Using default parameters, Bowtie2 will retain one mapping site per RNA-seq read. This and other options are configurable under the advanced options on the tool form. If all mapping sites are reported, reads that map to multiple locations will have lower mapQ scores.
Ribosomal content is considered to be contamination in standard transcriptomics protocols, and reference genomes/transcriptomes and reference annotation will exclude rRNA unless specifically constructed to include it.
UCSC includes rRNA data tracks as does Ensembl. Try mapping against just the rRNA sequences as a custom genome (fasta). This post is a good example of the reverse of what it sounds like you want to do: how can i download human ribosomal reference ?
If that doesn’t help, please explain what your analysis goals are with more detail.

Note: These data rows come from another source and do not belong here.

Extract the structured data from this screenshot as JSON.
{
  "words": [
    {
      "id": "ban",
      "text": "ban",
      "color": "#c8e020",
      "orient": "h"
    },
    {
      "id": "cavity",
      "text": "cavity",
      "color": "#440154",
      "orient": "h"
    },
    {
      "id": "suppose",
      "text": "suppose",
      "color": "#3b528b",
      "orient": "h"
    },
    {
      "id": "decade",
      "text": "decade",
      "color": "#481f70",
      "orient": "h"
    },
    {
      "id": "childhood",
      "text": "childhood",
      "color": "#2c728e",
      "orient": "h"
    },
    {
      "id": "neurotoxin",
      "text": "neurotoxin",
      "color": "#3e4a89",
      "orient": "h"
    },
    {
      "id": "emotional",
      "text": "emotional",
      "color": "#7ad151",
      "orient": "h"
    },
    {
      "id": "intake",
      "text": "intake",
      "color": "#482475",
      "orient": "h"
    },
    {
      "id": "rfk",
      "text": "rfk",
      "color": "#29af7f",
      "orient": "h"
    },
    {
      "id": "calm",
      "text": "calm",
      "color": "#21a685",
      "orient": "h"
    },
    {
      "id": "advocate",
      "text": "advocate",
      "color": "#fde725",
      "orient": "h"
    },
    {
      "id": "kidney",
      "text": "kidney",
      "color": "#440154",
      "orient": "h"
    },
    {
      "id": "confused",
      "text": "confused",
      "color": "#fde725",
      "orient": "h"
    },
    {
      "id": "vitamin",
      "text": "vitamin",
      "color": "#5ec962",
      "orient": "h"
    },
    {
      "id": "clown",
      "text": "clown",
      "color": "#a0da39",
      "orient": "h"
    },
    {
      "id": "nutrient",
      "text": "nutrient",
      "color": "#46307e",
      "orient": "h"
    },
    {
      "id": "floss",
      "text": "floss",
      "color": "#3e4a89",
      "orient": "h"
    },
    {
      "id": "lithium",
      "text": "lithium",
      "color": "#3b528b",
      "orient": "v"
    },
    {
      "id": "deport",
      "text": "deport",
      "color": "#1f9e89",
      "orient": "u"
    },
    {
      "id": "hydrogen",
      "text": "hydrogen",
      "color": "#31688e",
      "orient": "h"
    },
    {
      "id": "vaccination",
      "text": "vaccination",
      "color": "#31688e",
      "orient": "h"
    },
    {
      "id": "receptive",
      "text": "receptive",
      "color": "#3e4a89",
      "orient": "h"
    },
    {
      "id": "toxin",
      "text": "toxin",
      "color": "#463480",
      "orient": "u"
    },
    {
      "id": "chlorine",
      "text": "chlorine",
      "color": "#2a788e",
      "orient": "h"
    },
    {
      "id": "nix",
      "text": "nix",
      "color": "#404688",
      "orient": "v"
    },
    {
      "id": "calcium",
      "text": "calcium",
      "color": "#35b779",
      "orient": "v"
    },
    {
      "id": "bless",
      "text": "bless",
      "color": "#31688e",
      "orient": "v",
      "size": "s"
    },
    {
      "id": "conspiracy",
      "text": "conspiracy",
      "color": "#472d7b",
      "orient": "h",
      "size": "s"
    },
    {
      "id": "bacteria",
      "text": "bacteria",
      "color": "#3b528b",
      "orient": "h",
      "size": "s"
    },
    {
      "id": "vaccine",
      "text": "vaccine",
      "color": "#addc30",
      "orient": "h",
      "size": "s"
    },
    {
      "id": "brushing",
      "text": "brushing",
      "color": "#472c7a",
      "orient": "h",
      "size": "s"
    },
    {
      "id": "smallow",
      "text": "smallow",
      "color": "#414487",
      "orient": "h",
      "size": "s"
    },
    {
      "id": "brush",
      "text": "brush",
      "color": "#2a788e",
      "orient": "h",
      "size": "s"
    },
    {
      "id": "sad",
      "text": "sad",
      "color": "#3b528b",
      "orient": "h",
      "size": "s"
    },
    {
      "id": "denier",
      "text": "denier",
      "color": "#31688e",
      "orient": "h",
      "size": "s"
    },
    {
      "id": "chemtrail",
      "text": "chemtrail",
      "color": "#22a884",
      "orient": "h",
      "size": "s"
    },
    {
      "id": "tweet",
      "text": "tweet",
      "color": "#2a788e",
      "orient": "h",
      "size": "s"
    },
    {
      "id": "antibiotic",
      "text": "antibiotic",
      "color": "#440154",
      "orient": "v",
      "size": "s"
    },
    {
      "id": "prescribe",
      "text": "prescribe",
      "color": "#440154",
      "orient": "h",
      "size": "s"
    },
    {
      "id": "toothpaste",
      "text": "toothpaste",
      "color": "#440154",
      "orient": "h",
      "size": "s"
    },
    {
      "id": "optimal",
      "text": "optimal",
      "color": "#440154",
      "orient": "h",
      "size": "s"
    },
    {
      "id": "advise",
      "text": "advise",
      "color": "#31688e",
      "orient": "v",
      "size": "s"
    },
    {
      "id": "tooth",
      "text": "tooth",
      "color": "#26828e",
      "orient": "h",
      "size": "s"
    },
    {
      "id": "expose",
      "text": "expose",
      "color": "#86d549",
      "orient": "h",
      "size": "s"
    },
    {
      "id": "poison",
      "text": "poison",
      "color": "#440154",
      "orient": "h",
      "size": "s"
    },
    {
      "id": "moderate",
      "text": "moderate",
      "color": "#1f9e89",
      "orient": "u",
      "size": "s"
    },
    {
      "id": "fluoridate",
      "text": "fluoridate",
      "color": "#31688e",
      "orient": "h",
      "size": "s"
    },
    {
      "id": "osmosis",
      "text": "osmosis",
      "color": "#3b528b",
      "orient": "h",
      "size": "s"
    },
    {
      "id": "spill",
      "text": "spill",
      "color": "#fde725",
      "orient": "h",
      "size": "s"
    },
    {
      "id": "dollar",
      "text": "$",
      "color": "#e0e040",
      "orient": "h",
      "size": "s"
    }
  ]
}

Thank you, Jenna. The goal in this case is to use PAR-CLIP data to identify contacts between an E. coli protein and ribosomal RNA (rRNA), since the protein used to generate the CLIP data is known to bind to rRNA. Therefore I was wondering if there is an optimal way to map cross-linked induced mutations on rRNA. E. coli has seven copies of nearly identical rRNA genes.
While I have your attention, I wonder if Galaxy offers a workflow or pipeline for analyzing PAR-CLIP data. If not, is there a way to filter aligned reads mapping to mRNAs that contain diagnostic T>C PAR-CLIP mutations from reads that don’t and to identify binding motifs based on the filtered reads?